The critical issue on this appeal is whether or not the record discloses a factual issue with regard to the application of the equitable estoppel principle in a malpractice action, set forth in Simcuski v Saeli, (44 NY2d 442, supra), sufficient to deny defendant’s motion for summary judgment. More specifically, the problem arises from the circumstance that although plaintiffs papers adequately allege that the kidney was removed without prior authorization or consent, and that the defendant represented the reason for the removal as a growth on the kidney, the claim that this representation was false rests entirely on a hearsay statement attributed to a doctor, unaccompanied by an affidavit from that doctor, or any supporting medical record. As against this significant omission in the plaintiffs’ presentation may be weighed the circumstance that no admissible evidence was adduced on behalf of the defendant denying that plaintiffs kidney was removed without her consent, or that he re-presented the reason for the removal as the discovery of a growth on the kidney requiring its removal, or asserting that this representation, if made, was truthful.
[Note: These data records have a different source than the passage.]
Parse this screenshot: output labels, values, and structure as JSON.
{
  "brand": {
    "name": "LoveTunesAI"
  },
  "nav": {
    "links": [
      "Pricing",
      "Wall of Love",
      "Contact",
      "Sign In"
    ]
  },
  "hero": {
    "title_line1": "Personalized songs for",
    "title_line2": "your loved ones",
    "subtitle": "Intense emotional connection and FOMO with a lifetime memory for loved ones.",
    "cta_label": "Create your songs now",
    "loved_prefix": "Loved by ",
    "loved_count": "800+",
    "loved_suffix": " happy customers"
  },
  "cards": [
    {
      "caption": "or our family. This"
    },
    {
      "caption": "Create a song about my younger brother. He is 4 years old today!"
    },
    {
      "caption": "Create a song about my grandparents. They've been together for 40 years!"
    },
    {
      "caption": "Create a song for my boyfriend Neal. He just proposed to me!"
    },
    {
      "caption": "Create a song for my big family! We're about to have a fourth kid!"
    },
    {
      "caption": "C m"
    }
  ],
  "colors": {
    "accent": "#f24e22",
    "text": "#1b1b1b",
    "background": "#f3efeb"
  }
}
It may well be that in the usual situation a plaintiff in a malpractice action commenced after the expiration of the statutory period, who asserts fraudulent representation by the defendant doctor giving rise to an equitable estoppel, would be required to present competent evidence sustaining that claim in response to a motion for summary judgment, even in the absence of an appropriate denial by the defendant. Under the particular circumstances disclosed in this record, we are not persuaded that defendant’s entitlement to judgment as a matter of law is sufficiently clear to justify dismissal of the complaint. (Cf. Winegrad v New York Univ. Med. Center, 64 NY2d 851, 853.)
The record discloses that the hospital in which the operation was performed was thereafter closed, and that all of the *805pertinent hospital records, with the apparent exception of the discharge summary, were unavailable. This, of course, does not satisfactorily explain plaintiffs’ failure to submit an affidavit from the doctor on the basis of whose opinion the claim of fraudulent representation against the defendant has been brought, or the hospital discharge summary which appears to have contributed to that opinion. However, given the undoubted handicap under which plaintiff is laboring because of the unavailability of almost all the hospital records, the failure of the defendant to deny either that he removed plaintiffs kidney without authorization or consent, or that he explained the removal as required by a growth discovered in the course of the operation, and the further failure of the defendant to be more forthcoming with regard to an issue clearly posed and as to which he should be the most knowledgeable person, we have concluded that it would be unjustified on this record to grant defendant’s motion for summary judgment.
Under the unusual circumstances presented, we affirm the denial of the motion for summary judgment dismissing the complaint without prejudice to a new summary judgment motion by the defendant in which competent evidence addressing the dispositive issues raised by the claim of equitable estoppel is presented. Concur—Sandler, J. P., Ross, Fein, and Rosenberger, JJ.